If I heard it once about okra…but in this case slime is good. And here’s another name for it – FIBER!
There are two major categories of fiber – soluble and insoluble. Within those groups there are many different types and the “slimy” kind found in okra is mucilage. Other sub-types include: cellulose, hemicellulose, pectins, gums, inulin, psyllium and polydextrose polyols. If you’re a label reader, I’m sure you recognize many of these words.
Soluble fibers seem to be useful for both the person with diabetes (as it causes sugar to get a slow release into the bloodstream) and those concerned about cardiovascular health (it binds with some of cholesterol’s building blocks). I don’t think okra is terribly unique in those functions, many vegetables carry the same benefits.

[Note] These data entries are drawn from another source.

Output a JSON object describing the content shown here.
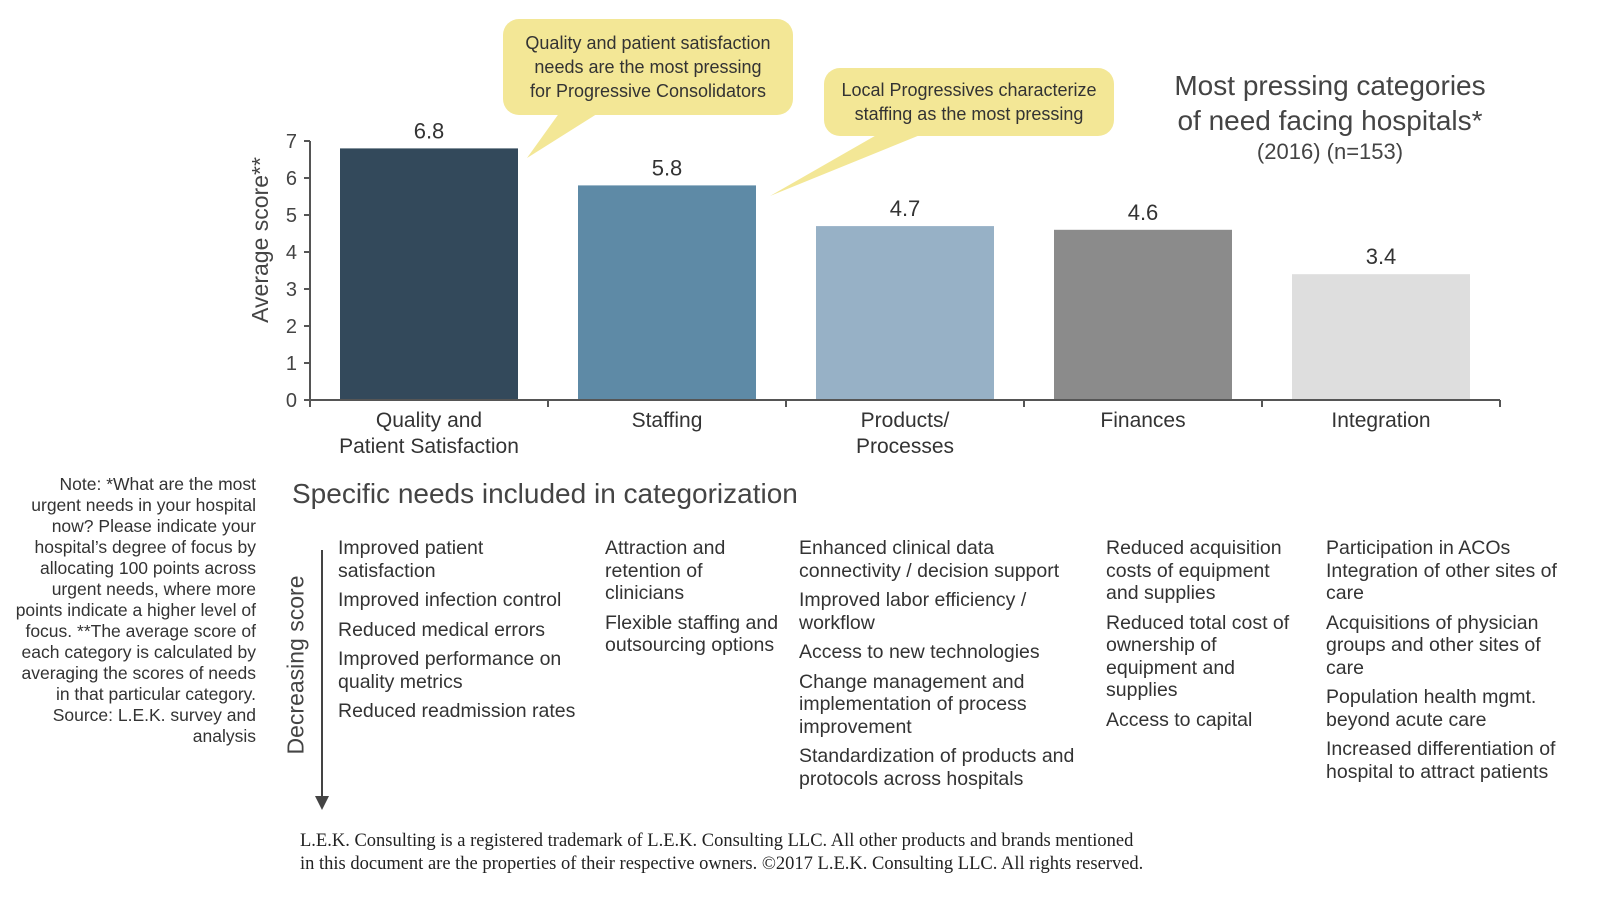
{
  "chart_data": {
    "type": "bar",
    "title": "Most pressing categories of need facing hospitals*",
    "subtitle": "(2016) (n=153)",
    "ylabel": "Average score**",
    "xlabel": "",
    "ylim": [
      0,
      7
    ],
    "yticks": [
      0,
      1,
      2,
      3,
      4,
      5,
      6,
      7
    ],
    "grid": false,
    "categories": [
      [
        "Quality and",
        "Patient Satisfaction"
      ],
      [
        "Staffing"
      ],
      [
        "Products/",
        "Processes"
      ],
      [
        "Finances"
      ],
      [
        "Integration"
      ]
    ],
    "values": [
      6.8,
      5.8,
      4.7,
      4.6,
      3.4
    ],
    "value_labels": [
      "6.8",
      "5.8",
      "4.7",
      "4.6",
      "3.4"
    ],
    "colors": [
      "#33495b",
      "#5e8aa6",
      "#97b1c6",
      "#8b8b8b",
      "#dedede"
    ],
    "annotations": [
      [
        "Quality and patient satisfaction",
        "needs are the most pressing",
        "for Progressive Consolidators"
      ],
      [
        "Local Progressives characterize",
        "staffing as the most pressing"
      ]
    ]
  },
  "callout_color": "#f3e796",
  "title_lines": [
    "Most pressing categories",
    "of need facing hospitals*"
  ],
  "subtitle": "(2016) (n=153)",
  "note": "Note: *What are the most urgent needs in your hospital now? Please indicate your hospital’s degree of focus by allocating 100 points across urgent needs, where more points indicate a higher level of focus. **The average score of each category is calculated by averaging the scores of needs in that particular category.  Source: L.E.K. survey and analysis",
  "needs_title": "Specific needs included in categorization",
  "decreasing_label": "Decreasing score",
  "needs_columns": [
    [
      "Improved patient satisfaction",
      "Improved infection control",
      "Reduced medical errors",
      "Improved performance on quality metrics",
      "Reduced readmission rates"
    ],
    [
      "Attraction and retention of clinicians",
      "Flexible staffing and outsourcing options"
    ],
    [
      "Enhanced clinical data connectivity / decision support",
      "Improved labor efficiency / workflow",
      "Access to new technologies",
      "Change management and implementation of process improvement",
      "Standardization of products and protocols across hospitals"
    ],
    [
      "Reduced acquisition costs of equipment and supplies",
      "Reduced total cost of ownership of equipment and supplies",
      "Access to capital"
    ],
    [
      "Participation in ACOs",
      "Integration of other sites of care",
      "Acquisitions of physician groups and other sites of care",
      "Population health mgmt. beyond acute care",
      "Increased differentiation of hospital to attract patients"
    ]
  ],
  "footer": [
    "L.E.K. Consulting is a registered trademark of L.E.K. Consulting LLC. All other products and brands mentioned",
    "in this document are the properties of their respective owners. ©2017 L.E.K. Consulting LLC. All rights reserved."
  ]
}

Now back to the slimy part, that’s probably the reason that okra is a more common ingredient in a gumbo, soup or stew than as a stand alone vegetable – you don’t notice the slime there. You might call it “body”.
While botanically the okra pod is a fruit, the plant’s nutritional profile more closely matches most vegetables. Okra is very low in calories with a negligible amount of fat; it provides vitamins C and K and of course fiber.
Again, like many plant foods, you get the bonus of other plant chemicals like lutein and beta carotene and zeaxanthin.
To avoid the slime, most cookbooks advise NOT adding water to the okra – so dry heat and dare I say it – fried. Cindy, my fresh okra provider, said you’ll love it quickly pan sautéed in a bit of olive oil, salt, pepper and then toss some cornmeal in at the end. I’ve got to admit, it was pretty darn tasty.
PS Linguini Day is September 15 in case anyone needs encouragement to eat pasta!!